Feature Story
Health Center Today, July 20, 2011
Arciero Honored for Contribution to Sports Medicine Education
By Chris DeFrancesco
Dr. Robert Arciero is the 2011 winner of the George D. Rovere Award from the American Orthopaedic Society for Sports Medicine in recognition of his contribution to orthopaedic sports medicine education. (Click on image for larger view.)
Photo by Lanny Nagler
Dr. Robert Arciero of the UConn Health Center’s New England Musculoskeletal Institute has been honored by the American Orthopaedic Society for Sports Medicine for his contribution to sports medicine education.
The George D. Rovere Award recognizes an orthopaedic sports medicine specialist who has demonstrated excellence in the education of his peers in the most current nonoperative and operative techniques in managing sports injuries. The society’s education committee selects the awardee annually.

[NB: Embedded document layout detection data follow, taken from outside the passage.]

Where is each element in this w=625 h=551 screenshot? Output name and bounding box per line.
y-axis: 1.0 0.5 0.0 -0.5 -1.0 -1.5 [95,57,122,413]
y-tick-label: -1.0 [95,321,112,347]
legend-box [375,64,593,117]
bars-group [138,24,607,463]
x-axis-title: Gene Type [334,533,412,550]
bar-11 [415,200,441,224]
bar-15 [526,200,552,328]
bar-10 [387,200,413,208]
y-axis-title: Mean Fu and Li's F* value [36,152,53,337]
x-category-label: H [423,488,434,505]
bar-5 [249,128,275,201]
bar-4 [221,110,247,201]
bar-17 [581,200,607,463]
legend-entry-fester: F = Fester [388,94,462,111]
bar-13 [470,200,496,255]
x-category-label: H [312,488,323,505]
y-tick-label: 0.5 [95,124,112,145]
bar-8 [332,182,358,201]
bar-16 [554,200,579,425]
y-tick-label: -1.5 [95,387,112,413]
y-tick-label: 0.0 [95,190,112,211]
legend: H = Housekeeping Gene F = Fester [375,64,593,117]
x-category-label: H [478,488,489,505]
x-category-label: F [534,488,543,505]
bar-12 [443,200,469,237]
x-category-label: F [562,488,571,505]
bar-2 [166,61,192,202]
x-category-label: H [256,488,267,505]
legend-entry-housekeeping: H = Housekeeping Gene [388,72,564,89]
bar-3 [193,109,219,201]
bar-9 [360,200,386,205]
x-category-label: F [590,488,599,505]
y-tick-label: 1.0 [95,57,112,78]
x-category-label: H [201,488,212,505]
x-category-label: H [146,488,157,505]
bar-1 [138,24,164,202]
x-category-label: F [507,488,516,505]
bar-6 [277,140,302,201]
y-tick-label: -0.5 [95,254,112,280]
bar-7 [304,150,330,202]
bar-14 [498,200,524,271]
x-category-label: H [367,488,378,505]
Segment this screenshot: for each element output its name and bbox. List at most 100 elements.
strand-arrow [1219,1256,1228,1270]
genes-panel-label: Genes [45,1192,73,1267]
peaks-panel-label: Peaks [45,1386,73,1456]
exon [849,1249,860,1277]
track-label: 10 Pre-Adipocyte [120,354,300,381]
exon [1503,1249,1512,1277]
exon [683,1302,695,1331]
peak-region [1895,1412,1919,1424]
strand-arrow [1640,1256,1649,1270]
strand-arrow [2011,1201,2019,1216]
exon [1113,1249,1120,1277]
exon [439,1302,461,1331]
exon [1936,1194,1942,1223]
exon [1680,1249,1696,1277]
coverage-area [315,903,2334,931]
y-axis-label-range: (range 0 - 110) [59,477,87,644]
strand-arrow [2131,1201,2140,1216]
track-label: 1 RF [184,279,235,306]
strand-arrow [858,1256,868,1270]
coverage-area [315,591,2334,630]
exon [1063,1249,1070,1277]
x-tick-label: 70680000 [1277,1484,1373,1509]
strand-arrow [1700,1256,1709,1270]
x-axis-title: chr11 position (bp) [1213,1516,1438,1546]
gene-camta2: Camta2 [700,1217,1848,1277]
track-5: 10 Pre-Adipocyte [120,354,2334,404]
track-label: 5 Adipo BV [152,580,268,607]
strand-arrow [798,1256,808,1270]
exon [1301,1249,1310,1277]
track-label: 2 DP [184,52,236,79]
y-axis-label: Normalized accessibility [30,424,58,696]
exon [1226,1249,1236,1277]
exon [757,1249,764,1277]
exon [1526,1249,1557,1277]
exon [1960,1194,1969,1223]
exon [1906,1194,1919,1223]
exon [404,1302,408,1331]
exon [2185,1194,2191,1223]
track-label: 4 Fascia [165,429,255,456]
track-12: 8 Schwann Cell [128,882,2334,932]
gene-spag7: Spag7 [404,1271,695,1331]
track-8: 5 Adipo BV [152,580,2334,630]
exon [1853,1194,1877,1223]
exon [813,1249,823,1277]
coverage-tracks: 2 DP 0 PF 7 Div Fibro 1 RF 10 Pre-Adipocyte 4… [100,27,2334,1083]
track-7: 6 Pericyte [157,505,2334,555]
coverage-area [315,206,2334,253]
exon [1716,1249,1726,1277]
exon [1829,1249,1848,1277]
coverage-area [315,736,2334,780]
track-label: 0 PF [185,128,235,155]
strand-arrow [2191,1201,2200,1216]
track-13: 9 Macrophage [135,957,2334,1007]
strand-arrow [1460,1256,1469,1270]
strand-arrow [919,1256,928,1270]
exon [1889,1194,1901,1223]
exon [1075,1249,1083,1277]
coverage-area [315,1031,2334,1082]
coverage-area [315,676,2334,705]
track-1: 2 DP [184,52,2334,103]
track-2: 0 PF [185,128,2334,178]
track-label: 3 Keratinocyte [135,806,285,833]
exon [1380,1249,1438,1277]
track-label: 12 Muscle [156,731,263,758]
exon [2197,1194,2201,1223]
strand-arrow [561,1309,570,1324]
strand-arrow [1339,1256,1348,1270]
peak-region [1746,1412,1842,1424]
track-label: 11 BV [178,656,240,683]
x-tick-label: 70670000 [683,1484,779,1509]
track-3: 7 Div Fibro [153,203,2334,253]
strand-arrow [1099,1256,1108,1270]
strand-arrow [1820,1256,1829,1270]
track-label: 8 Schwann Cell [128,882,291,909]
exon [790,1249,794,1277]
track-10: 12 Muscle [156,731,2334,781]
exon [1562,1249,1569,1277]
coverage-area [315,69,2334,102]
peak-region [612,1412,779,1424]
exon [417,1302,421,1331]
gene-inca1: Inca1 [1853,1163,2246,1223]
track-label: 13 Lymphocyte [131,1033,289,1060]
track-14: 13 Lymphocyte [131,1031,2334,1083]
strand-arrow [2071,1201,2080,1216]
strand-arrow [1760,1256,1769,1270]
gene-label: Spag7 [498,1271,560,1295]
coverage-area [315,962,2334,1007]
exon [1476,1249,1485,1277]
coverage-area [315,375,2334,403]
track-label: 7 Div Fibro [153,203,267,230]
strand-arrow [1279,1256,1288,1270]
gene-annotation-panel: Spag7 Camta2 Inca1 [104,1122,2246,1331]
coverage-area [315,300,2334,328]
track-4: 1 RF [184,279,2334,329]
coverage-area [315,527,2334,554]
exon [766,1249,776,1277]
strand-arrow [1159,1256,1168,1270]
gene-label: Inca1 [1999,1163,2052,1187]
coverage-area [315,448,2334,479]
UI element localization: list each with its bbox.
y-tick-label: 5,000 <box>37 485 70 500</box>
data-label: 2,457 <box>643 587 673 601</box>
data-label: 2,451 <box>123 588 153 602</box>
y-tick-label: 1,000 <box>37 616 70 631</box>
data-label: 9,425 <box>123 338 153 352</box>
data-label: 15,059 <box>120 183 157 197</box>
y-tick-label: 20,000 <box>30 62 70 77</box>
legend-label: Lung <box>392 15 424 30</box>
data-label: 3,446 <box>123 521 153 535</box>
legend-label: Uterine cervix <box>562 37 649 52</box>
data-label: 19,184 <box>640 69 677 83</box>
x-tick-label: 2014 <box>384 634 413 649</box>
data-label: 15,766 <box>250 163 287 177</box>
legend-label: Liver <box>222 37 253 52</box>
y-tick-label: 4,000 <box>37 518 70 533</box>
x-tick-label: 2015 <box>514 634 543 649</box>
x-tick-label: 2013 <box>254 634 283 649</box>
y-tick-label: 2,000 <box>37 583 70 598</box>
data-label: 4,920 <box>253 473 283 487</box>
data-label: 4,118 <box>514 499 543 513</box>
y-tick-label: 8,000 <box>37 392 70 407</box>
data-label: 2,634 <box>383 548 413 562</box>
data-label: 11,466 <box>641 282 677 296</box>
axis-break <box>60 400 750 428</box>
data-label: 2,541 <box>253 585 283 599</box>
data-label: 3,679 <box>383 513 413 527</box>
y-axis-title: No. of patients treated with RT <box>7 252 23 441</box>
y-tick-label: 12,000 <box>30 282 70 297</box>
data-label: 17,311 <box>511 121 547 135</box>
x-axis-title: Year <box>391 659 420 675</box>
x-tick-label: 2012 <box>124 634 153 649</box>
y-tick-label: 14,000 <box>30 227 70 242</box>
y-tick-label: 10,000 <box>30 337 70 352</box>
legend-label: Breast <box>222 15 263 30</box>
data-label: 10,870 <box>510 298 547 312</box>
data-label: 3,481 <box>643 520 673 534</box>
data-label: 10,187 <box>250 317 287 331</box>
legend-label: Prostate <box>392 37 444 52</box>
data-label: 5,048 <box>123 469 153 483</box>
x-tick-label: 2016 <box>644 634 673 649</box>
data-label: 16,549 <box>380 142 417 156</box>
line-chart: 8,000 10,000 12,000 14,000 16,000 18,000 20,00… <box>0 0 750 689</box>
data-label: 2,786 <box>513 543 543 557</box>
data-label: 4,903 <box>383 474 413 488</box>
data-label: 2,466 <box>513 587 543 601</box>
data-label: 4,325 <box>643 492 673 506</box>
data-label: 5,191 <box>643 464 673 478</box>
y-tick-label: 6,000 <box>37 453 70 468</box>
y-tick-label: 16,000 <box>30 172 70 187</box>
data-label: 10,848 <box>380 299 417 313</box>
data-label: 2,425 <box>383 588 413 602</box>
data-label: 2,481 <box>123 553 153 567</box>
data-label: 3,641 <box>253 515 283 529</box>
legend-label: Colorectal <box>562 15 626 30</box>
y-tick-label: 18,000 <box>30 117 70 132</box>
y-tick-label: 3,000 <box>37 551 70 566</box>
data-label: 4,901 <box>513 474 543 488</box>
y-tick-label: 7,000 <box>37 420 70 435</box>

“The Rovere Award is one of the most prestigious honors offered by the AOSSM and recognizes Dr. Arciero’s significant contributions to sports medicine education,” says Dr. Jay Lieberman, director of the New England Musculoskeletal Institute and professor and chair of the Department of Orthopaedic Surgery. “He is not only an outstanding surgeon but a superb teacher. We are quite fortunate to have him lead our division of sports medicine.”
Arciero is professor and chief of the Sports Medicine Division of the UConn Health Center’s Department of Orthopaedic Surgery, director of the Orthopaedic Sports Medicine Fellowship program, and team physician for UConn athletics. He is a nationally renowned expert in shoulder and knee repair who has pioneered work in developing surgical techniques for treating shoulder and knee instability that more closely restore normal joint function.
Dr. Robert Arciero (left) accepts the George D. Rovere Award for excellence in peer education from Dr. Andrew Cosagrea of the American Orthopaedic Society for Sports Medicine. (Click on image for larger view.)
Photo provided by the American Orthopaedic Society for Sports Medicine
“I am honored to receive this award since Dr. Rovere was a renowned surgeon and teacher,” Arciero says. “He had a great influence on his patients and his fellow orthopaedic surgeons.”
Past recipients of the Rovere award include orthopaedic surgeons James Andrews and Frank Jobe, whose names have become nearly as familiar as the professional athletes they’ve treated. Jobe is the father of ulnar collateral ligament reconstruction, the elbow surgery that has become known as “Tommy John surgery.”
Arciero accepted the award July 8 at the AOSSM’s annual meeting in San Diego.